Exercise 05

Neural networks

4.1 Little Red Riding Hood Network

Train a neural network to solve the Little Red Riding Hood problem in sklern and Keras. Try the neural networ with different inputs and report the results.


4.2 Boston House Price Prediction

In the next questions we are going to work using the dataset Boston. This dataset measures the influence of socioeconomical factors on the price of several estates of the city of Boston. This dataset has 506 instances, each one characterized by 13 features:

  • CRIM - per capita crime rate by town
  • ZN - proportion of residential land zoned for lots over 25,000 sq.ft.
  • INDUS - proportion of non-retail business acres per town.
  • CHAS - Charles River dummy variable (1 if tract bounds river; 0 otherwise)
  • NOX - nitric oxides concentration (parts per 10 million)
  • RM - average number of rooms per dwelling
  • AGE - proportion of owner-occupied units built prior to 1940
  • DIS - weighted distances to five Boston employment centres
  • RAD - index of accessibility to radial highways
  • TAX - full-value property-tax rate per 10,000 USD
  • PTRATIO - pupil-teacher ratio by town
  • B - $1000(Bk - 0.63)^2$ where $Bk$ is the proportion of blacks by town
  • LSTAT - % lower status of the population

Output variable:

  • MEDV - Median value of owner-occupied homes in 1000's USD

Note: In this exercise we are going to predict the price of each estate, which is represented in the MEDV variable.
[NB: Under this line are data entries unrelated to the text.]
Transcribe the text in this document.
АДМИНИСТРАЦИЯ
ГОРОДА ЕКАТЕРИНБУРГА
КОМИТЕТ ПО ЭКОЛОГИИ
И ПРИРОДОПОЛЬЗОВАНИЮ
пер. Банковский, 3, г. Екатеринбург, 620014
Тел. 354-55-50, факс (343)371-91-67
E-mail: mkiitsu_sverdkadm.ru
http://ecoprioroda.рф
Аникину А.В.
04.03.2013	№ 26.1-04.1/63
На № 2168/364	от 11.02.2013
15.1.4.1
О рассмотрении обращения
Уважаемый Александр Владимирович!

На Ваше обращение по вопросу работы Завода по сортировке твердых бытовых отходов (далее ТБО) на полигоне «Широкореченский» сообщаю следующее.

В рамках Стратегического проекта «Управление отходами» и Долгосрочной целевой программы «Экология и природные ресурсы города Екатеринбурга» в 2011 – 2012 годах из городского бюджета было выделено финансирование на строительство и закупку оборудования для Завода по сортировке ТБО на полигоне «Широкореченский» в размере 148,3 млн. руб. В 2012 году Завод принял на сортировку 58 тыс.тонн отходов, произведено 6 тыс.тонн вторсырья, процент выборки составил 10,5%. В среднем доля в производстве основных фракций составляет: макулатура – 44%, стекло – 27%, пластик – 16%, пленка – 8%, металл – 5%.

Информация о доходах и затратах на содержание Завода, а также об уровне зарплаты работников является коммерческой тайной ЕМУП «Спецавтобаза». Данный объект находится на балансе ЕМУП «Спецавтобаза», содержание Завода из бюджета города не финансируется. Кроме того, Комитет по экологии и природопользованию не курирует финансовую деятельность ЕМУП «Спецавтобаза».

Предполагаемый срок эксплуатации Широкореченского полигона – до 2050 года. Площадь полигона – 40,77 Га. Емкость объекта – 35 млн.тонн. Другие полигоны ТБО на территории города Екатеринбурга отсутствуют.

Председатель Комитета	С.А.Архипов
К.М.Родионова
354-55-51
It is important to remember that we are always aiming to predict MEDV, no matter which explanatory variables we are using. That means, in some cases we will use a subset of the 13 previously mentioned variables, while in other cases we will use all the 13 variables. But in no case we will change the dependent variable $y$.

  1. Load the dataset using from sklearn.datasets import load_boston.
  2. Create a DataFrame using the attribute .data from the loading function of Scikit-learn.
  3. Assign the columns of the DataFrame so they match the .feature_names attribute from the loading function of Scikit-learn.
  4. Assign a new column to the DataFrame which holds the value to predict, that means, the .target attribute of the loading function of Scikit-learn. The name of this columns must be MEDV.
  5. Use the function .describe() from Pandas for obtaining statistics about each column.

4.3 Feature analysis:

Using the DataFrame generated in the previous section:

  • Filter the dataset to just these features:
    • Explanatory: 'LSTAT', 'INDUS', 'NOX', 'RM', 'AGE'
    • Dependent: 'MEDV'.
  • Generate a scatter matrix among the features mentioned above using Pandas (scatter_matrix) or Seaborn (pairplot).
    • Do you find any relationship between the features?
  • Generate the correlation matrix between these variables using numpy.corrcoef. Also include MEDV.
    • Which characteristics are more correlated?
    • BONUS: Visualize this matrix as heat map using Pandas, Matplotlib or Seaborn.

4.4 Modeling linear and non linear relationships

  • Generate two new subsets filtering these characteristics:
    • $D_1$: $X = \textit{'RM'}$, $y = \textit{'MEDV'}$
    • $D_2$: $X = \textit{'LSTAT'}$, $y = \textit{'MEDV'}$
  • For each subset, generate a training partition and a test partition using a ratio of $ 70 \% - 30 \% $
  • Train a linear regression model on both subsets of data:
    • Report the mean square error on the test set
    • Print the values of $ w $ and $ w_0 $ of the regression equation
    • Generate a graph where you visualize the line obtained by the regression model in conjunction with the training data and the test data
  • How does the model perform on $ D_1 $ and $ D_2 $? Why?

4.5 Training a regression model

  • Generate a 70-30 partitioning of the data using all the features. (Do not include the dependent variable MEDV)
  • Train a linear regression model with the objective of predicting the output variable MEDV.
    • Report the mean square error on the test set
  • Train a regression model using MLPRegressor in order to predict the output variableMEDV.
    • Report the mean square error on the test set
  • Scale the data so that they have zero mean variance one per feature (only $ X $). You can use the following piece of code:
from sklearn.preprocessing import StandardScaler

sc_x = StandardScaler()
sc_x.fit(X)
X_train_s = sc_x.transform(X_train)
X_test_s = sc_x.transform(X_test)

Check more information about StandardScaler here.

  • Train the following models:
    1. Train a linear regression model using the scaled data.
      • Report the mean square error on the test set
    2. Train a regression model using a 2-layer MultiLayer Perceptron (128 neurons in the first and 512 in the second) and with the scaled data.
      • Report the mean square error on the test set
    3. Which model has better performance? Why?